En conlusion de ce message, je comprends qu’on nous impose une minute de silence, mais qu’on nous ôte le temps nécessaire à la concertation pour savoir comment la présenter aux élèves. Par contre, le ministre souligne :

La minute de silence de lundi doit être respectée. Tout problème en la matière est à signaler à la cellule « Valeurs de la République » du rectorat.

Voilà, vendredi soir, 19h… Il faut prévenir les familles que finalement c’est tout bon pour 8h30, on ne change rien, c’était pour rire. Mais on signera quand même les attestations, et oui, ils peuvent tous venir à la même heure, puisque le protocole, nous avons finalement une semaine pour le mettre en place. Et que, oui, on fera une minute de silence, sauf peut-être pour la classe qui sera à la piscine à 11h.

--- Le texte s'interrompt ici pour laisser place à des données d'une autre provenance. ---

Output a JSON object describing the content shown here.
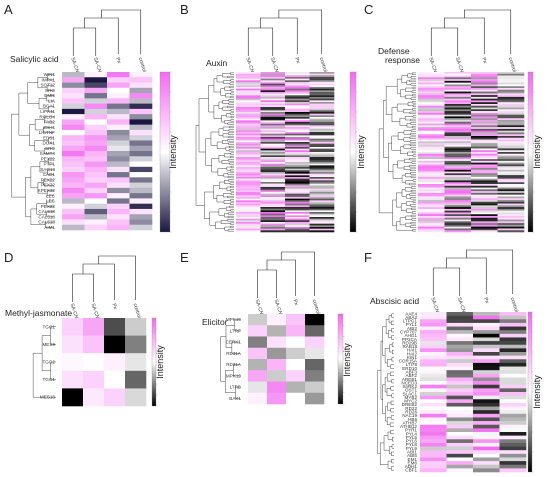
{
  "figure": {
    "panels": [
      {
        "id": "A",
        "title": "Salicylic acid",
        "columns": [
          "SA-CNPsPx",
          "SA-CNPs",
          "Px",
          "control"
        ],
        "colorbar_label": "Intensity",
        "gene_labels": [
          "WIN1",
          "IMPA1",
          "SOT12",
          "SRO",
          "BMI5",
          "LIA",
          "BCA1",
          "LIPK11",
          "RGLG4",
          "FAB2",
          "ZSH1",
          "LIGTNF",
          "EDS1",
          "DOX1",
          "SRO",
          "SAMT4",
          "PEX22",
          "PTP1",
          "SAG13",
          "CAD1",
          "PEX22",
          "PEX32",
          "KPEX32",
          "LEC",
          "LEC",
          "PEX22",
          "CAL518",
          "CAL518",
          "CAL518",
          "AIM1"
        ],
        "matrix": [
          [
            -0.3,
            0.1,
            0.9,
            0.1
          ],
          [
            0.6,
            -1.0,
            0.3,
            0.4
          ],
          [
            -0.5,
            -0.8,
            0.6,
            0.2
          ],
          [
            0.3,
            0.6,
            0.0,
            -0.4
          ],
          [
            0.2,
            -0.6,
            0.1,
            0.8
          ],
          [
            0.4,
            -0.2,
            0.5,
            -0.3
          ],
          [
            -0.2,
            0.8,
            -0.6,
            -0.9
          ],
          [
            -1.0,
            -0.2,
            -0.3,
            0.4
          ],
          [
            0.1,
            0.5,
            0.2,
            -0.5
          ],
          [
            0.6,
            0.0,
            0.5,
            -1.0
          ],
          [
            0.8,
            0.3,
            0.1,
            -0.3
          ],
          [
            0.0,
            0.4,
            -0.5,
            0.2
          ],
          [
            0.5,
            0.7,
            -0.4,
            -0.2
          ],
          [
            0.4,
            0.6,
            -0.2,
            -0.6
          ],
          [
            0.6,
            0.8,
            -0.1,
            -0.4
          ],
          [
            0.9,
            0.5,
            -0.4,
            -0.6
          ],
          [
            0.5,
            0.4,
            -0.5,
            -0.2
          ],
          [
            0.4,
            0.7,
            -0.3,
            0.0
          ],
          [
            0.3,
            0.5,
            0.2,
            -0.8
          ],
          [
            0.7,
            0.4,
            -0.6,
            0.0
          ],
          [
            0.6,
            0.3,
            0.4,
            -0.6
          ],
          [
            0.5,
            0.6,
            0.2,
            -0.2
          ],
          [
            0.8,
            0.3,
            -0.5,
            -0.3
          ],
          [
            0.6,
            0.7,
            0.1,
            -0.6
          ],
          [
            -0.3,
            0.0,
            -0.6,
            0.1
          ],
          [
            0.1,
            -0.2,
            0.3,
            -0.9
          ],
          [
            0.4,
            -0.7,
            0.5,
            0.2
          ],
          [
            0.6,
            -0.3,
            0.2,
            -0.4
          ],
          [
            0.2,
            0.1,
            0.4,
            -0.5
          ],
          [
            -0.3,
            0.3,
            0.5,
            -0.2
          ]
        ]
      },
      {
        "id": "B",
        "title": "Auxin",
        "columns": [
          "SA-CNPsPx",
          "SA-CNPs",
          "Px",
          "control"
        ],
        "colorbar_label": "Intensity",
        "gene_labels": [],
        "matrix_rows": 96
      },
      {
        "id": "C",
        "title": "Defense response",
        "columns": [
          "SA-CNPsPx",
          "SA-CNPs",
          "Px",
          "control"
        ],
        "colorbar_label": "Intensity",
        "gene_labels": [],
        "matrix_rows": 90
      },
      {
        "id": "D",
        "title": "Methyl-jasmonate",
        "columns": [
          "SA-CNPsPx",
          "SA-CNPs",
          "Px",
          "control"
        ],
        "colorbar_label": "Intensity",
        "gene_labels": [
          "TGG1",
          "MES9",
          "TGG2",
          "TGG1",
          "MES18"
        ],
        "matrix": [
          [
            0.3,
            0.6,
            -0.7,
            -0.2
          ],
          [
            0.2,
            0.4,
            -1.0,
            -0.5
          ],
          [
            0.05,
            0.0,
            0.1,
            -0.1
          ],
          [
            0.2,
            0.3,
            0.0,
            -0.6
          ],
          [
            -1.0,
            0.15,
            0.3,
            -0.15
          ]
        ]
      },
      {
        "id": "E",
        "title": "Elicitor",
        "columns": [
          "SA-CNPsPx",
          "SA-CNPs",
          "Px",
          "control"
        ],
        "colorbar_label": "Intensity",
        "gene_labels": [
          "MPK19",
          "LTRP",
          "CERK1",
          "RD31A",
          "RD31A",
          "MPK19",
          "LTRB",
          "BAK1"
        ],
        "matrix": [
          [
            -0.2,
            0.1,
            0.4,
            -1.0
          ],
          [
            0.3,
            -0.3,
            0.5,
            -0.6
          ],
          [
            -0.5,
            0.2,
            0.0,
            0.3
          ],
          [
            0.4,
            -0.4,
            -0.2,
            -0.1
          ],
          [
            -0.3,
            0.5,
            0.0,
            -0.6
          ],
          [
            0.6,
            -0.2,
            0.3,
            -0.5
          ],
          [
            -0.1,
            0.8,
            -0.3,
            -0.2
          ],
          [
            0.1,
            0.7,
            0.0,
            -0.4
          ]
        ]
      },
      {
        "id": "F",
        "title": "Abscisic acid",
        "columns": [
          "SA-CNPsPx",
          "SA-CNP",
          "Px",
          "control"
        ],
        "colorbar_label": "Intensity",
        "gene_labels": [
          "AAE4",
          "ABA2",
          "LTPG1",
          "PYL1",
          "ABI2",
          "CYP707",
          "AHG1",
          "PP2CA",
          "RD29B",
          "RAB18",
          "HAI1",
          "HAI2",
          "KIN1",
          "COR15A",
          "LTI78",
          "ERD10",
          "ABF3",
          "ABF2",
          "AREB1",
          "NCED3",
          "SnRK2",
          "OST1",
          "SLAC1",
          "MYB2",
          "MYC2",
          "DREB2",
          "RD22",
          "RD26",
          "NAC19",
          "HB6",
          "ATHB7",
          "ATHB12",
          "PYR1",
          "PYL4",
          "PYL5",
          "PYL6",
          "PYL8",
          "PYL9",
          "ABI1",
          "ABI5",
          "EM1",
          "EM6",
          "ADH1",
          "CBF1"
        ],
        "matrix_rows": 44
      }
    ]
  }
}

Le mépris institutionnalisé

Blanquer se permet dans son message de nous rappeler sa vision de l’école, propos qui entrent en dissonnance avec ses actes.

Face aux épreuves, de quelque nature que ce soit, l’École a toujours su réagir avec les mêmes qualités : l’unité, le savoir, l’esprit critique, le respect d’autrui et la fidélité aux valeurs de liberté, d’égalité, de fraternité et de laïcité. Chaque jour, vous incarnez, faites vivre et transmettez ces valeurs. La Nation vous en est infiniment reconnaissante.

Cette outrecuidance ministérielle consistant à faire la pluie et le beau temps envers ses agents, ce mépris du travail effectué, cette négation de l’expertise des gens de terrain, tout ceci me dégoûte.

Mais ce qui est pire, finalement, c’est qu’après avoir considéré que la mort de Christine Renon ne méritait aucune reconnaissance, alors même qu’elle a été assassinée par la bêtise crasse de l’institution, monsieur Blanquer sera sans doute responsable d’autres morts au travail. Car des journées comme celle-ci ne sont pas inédites. On commence à s’habituer. Jusqu’à la rupture.